Across the United States, coal-fired power plants are also responsible for a more than three-quarters of the carbon emissions from the electricity sector. Curbing carbon emissions is widely accepted as the only way to avert the ever-increasing threats posed by human-caused climate change, so for many people, moving away from coal is a moral imperative.
Coal companies, though, are pushing a different narrative — one in which they are all that stands between prudent state regulators and Obama-initiated rolling blackouts.
The Clean Power Plan “will burden Americans with increasingly high-costs for an essential service and a less reliable electric grid for delivering it,” the National Mining Association said in a statement. The association has also come up with cost predictions that differ wildly from the EPA analysis. A report prepared for the group and other mining interests found that the proposed plan would cost Americans $479 billion. The EPA found that — including health costs — the plan will save money.
Many utilities are already transitioning away from coal on an economic basis. The surge in wind and solar has pushed prices down for those technologies, and the natural gas boom has encouraged transition, as well.
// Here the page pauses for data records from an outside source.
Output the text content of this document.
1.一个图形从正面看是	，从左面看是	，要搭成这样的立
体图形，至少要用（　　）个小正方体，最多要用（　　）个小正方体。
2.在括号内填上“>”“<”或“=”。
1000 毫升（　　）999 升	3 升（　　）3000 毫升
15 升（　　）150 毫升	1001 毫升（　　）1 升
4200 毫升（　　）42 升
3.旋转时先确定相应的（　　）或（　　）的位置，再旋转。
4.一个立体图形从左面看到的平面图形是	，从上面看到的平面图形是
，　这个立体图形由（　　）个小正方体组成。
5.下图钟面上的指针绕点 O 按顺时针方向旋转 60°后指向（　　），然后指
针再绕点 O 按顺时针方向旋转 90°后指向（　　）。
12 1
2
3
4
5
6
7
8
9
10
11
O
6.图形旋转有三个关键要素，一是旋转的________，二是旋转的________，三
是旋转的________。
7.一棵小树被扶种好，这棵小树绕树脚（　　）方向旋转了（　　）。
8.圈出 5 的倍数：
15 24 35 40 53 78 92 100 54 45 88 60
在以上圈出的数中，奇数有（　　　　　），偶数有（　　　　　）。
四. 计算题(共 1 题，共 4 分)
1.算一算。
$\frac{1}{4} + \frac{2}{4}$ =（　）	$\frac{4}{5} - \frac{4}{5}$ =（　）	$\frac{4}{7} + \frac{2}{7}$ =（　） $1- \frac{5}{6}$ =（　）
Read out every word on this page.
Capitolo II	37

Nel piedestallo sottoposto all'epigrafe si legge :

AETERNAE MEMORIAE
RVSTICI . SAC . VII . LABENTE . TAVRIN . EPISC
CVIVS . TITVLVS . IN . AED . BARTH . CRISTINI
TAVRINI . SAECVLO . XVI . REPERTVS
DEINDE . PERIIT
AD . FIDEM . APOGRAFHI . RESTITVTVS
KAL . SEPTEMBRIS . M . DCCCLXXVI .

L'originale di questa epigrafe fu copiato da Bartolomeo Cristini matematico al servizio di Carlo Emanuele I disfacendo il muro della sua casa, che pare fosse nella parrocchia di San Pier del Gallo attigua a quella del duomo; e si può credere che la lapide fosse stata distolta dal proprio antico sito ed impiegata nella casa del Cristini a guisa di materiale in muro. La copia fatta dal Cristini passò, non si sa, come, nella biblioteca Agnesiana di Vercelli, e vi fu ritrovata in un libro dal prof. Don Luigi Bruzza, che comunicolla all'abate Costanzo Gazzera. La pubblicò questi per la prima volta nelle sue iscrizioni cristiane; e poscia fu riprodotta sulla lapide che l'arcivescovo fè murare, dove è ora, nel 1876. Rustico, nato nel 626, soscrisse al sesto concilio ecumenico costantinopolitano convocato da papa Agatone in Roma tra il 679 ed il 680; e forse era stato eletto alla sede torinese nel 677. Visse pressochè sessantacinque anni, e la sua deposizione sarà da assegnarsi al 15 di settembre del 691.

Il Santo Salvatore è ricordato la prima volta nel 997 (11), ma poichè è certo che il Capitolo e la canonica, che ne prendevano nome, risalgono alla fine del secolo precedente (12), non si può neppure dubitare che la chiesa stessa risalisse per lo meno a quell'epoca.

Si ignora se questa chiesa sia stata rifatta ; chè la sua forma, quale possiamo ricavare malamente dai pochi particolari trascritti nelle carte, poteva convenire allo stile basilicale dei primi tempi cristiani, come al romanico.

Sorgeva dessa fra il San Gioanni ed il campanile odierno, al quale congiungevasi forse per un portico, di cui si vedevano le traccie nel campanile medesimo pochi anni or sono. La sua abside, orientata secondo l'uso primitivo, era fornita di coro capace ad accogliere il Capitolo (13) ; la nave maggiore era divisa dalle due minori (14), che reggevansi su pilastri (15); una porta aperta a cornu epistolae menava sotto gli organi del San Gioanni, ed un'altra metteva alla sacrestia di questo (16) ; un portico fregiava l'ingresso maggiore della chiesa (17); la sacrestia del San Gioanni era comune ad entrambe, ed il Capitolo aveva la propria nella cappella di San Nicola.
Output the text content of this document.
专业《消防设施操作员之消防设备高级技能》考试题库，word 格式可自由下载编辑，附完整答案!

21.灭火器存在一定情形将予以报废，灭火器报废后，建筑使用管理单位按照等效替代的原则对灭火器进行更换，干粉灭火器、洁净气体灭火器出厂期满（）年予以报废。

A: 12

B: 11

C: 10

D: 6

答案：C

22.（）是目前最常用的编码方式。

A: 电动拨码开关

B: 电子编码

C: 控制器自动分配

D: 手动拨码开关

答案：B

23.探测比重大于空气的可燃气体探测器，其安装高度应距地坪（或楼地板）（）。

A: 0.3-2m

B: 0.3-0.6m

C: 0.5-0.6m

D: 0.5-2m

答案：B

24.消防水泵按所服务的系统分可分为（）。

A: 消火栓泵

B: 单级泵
For instance, Kentucky, a heavily coal-powered state, is well on its way to compliance with the CPP, the Washington Post reported. In the next two years, five of the state’s coal-fired power plants are scheduled to close or switch to natural gas , either because of aging equipment or to save money, state officials say. Closing these five plants will reduce the state’s greenhouse gas emissions from the power sector by 16 percent below 2012 numbers. The state has also begun federal programs to transition its economy to other industries.
Despite this, Kentucky joined efforts to delay and stop the rule. Sen. Mitch McConnell (R-KY) has directly called for his state to avoid submitting the required plan.
“Don’t be complicit in the administration’s attack on the middle class,” McConnell wrote in an op-ed in the Lexington Herald-Leader. “Refusing to go along at this time with such an extreme proposed regulation would give the courts time to figure out if it is even legal, and it would give Congress more time to fight back. We’re devising strategies now to do just that.”
McConnell’s language is not far from what the coal companies are saying.
Deck Slone, Arch Coal’s senior vice president of strategy and public policy, also issued a statement telling states not to go along with the plan.
“We urge states to contest the rule vigorously and to defend their longstanding authority to manage their electric power systems in the way they deem most cost-effective, prudent, and wise,” Slone said.
Unfortunately for miners, cost-effective, prudent, and wise seems to point away from coal.